Over time, caution becomes ideology.
Even Canada's federal structure contributes to this pattern. Provinces possess significant constitutional authority, often making coordinated national action slow and politically difficult. While federalism protects regional diversity, it can also encourage fragmentation. National strategies frequently become negotiations among competing provincial interests rather than unified long-term plans.
Other federations face similar challenges.
Few embrace them quite so comfortably.
Foreign policy reflects the broader pattern. Canada has historically preferred multilateral institutions, international rules, and coalition politics. Those commitments have often produced diplomatic influence beyond Canada's size.

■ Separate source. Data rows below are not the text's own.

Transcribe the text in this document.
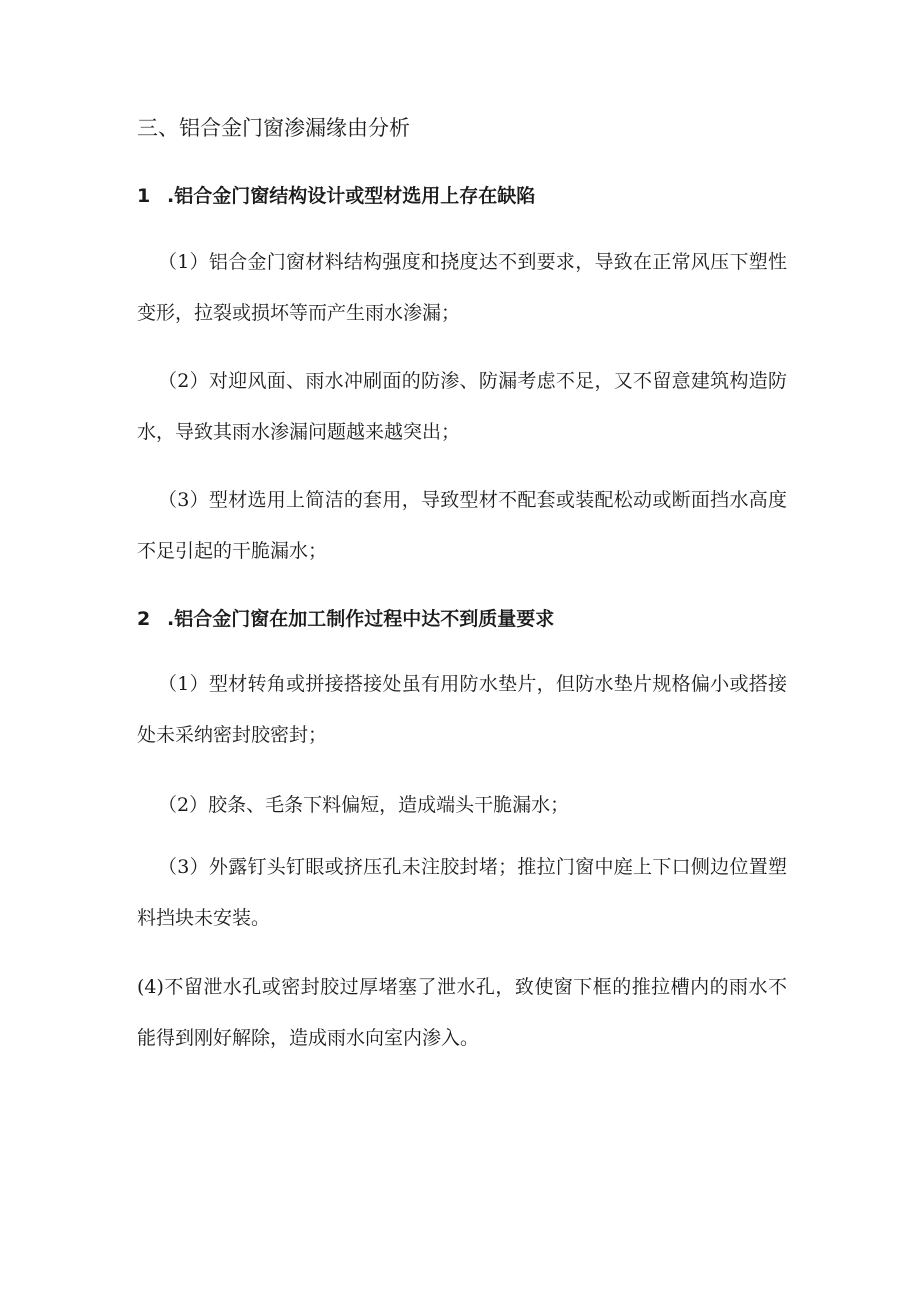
三、铝合金门窗渗漏缘由分析
1 .铝合金门窗结构设计或型材选用上存在缺陷

（1）铝合金门窗材料结构强度和挠度达不到要求，导致在正常风压下塑性变形，拉裂或损坏等而产生雨水渗漏；

（2）对迎风面、雨水冲刷面的防渗、防漏考虑不足，又不留意建筑构造防水，导致其雨水渗漏问题越来越突出；

（3）型材选用上简洁的套用，导致型材不配套或装配松动或断面挡水高度不足引起的干脆漏水；

2 .铝合金门窗在加工制作过程中达不到质量要求

（1）型材转角或拼接搭接处虽有用防水垫片，但防水垫片规格偏小或搭接处未采纳密封胶密封；

（2）胶条、毛条下料偏短，造成端头干脆漏水；

（3）外露钉头钉眼或挤压孔未注胶封堵；推拉门窗中庭上下口侧边位置塑料挡块未安装。

(4)不留泄水孔或密封胶过厚堵塞了泄水孔，致使窗下框的推拉槽内的雨水不能得到刚好解除，造成雨水向室内渗入。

But influence is not sovereignty.
When military capacity declines, industrial capacity weakens, and economic leverage narrows, diplomacy increasingly depends upon relationships maintained by stronger allies.
Canada became exceptionally skilled at working within systems designed largely by others.
That is useful.
It is not the same as leading them.
None of this means Canada is uniquely incompetent. Quite the opposite. The country consistently ranks among the safest, wealthiest, and most stable democracies in the world. Canadians built functioning institutions, maintained peaceful transfers of power, welcomed millions of immigrants, and avoided many of the upheavals that plagued other nations.
Those achievements deserve recognition.
The criticism is different.
Canada became so comfortable with stability that it gradually surrendered ambition.
Whenever difficult choices appeared, governments often selected the option that required the least disruption. Whenever strategic independence demanded significant investment, dependency looked more affordable. Whenever long-term competitiveness conflicted with short-term political comfort, comfort usually won.
No single decision transformed Canada into a junior partner.
Thousands of small ones did.
Perhaps that is why so many Canadians today sense something has changed without quite identifying what. The country remains prosperous by global standards, yet increasingly struggles to build infrastructure quickly, improve productivity, modernize defence, expand housing, commercialize innovation, or project influence independently abroad.
These are not isolated policy failures.
They are the accumulated consequences of a political culture that consistently preferred adaptation to leadership.
Whether that path was inevitable is ultimately unknowable. History offers no controlled experiments.
But it is difficult to escape one conclusion.
Canada did not become dependent because fate demanded it.
It became dependent because, for more than 150 years, dependency was repeatedly the easiest choice.
Eventually, the easiest choice became the national habit.
And habits, more than constitutions or speeches, are what determine the future of nations.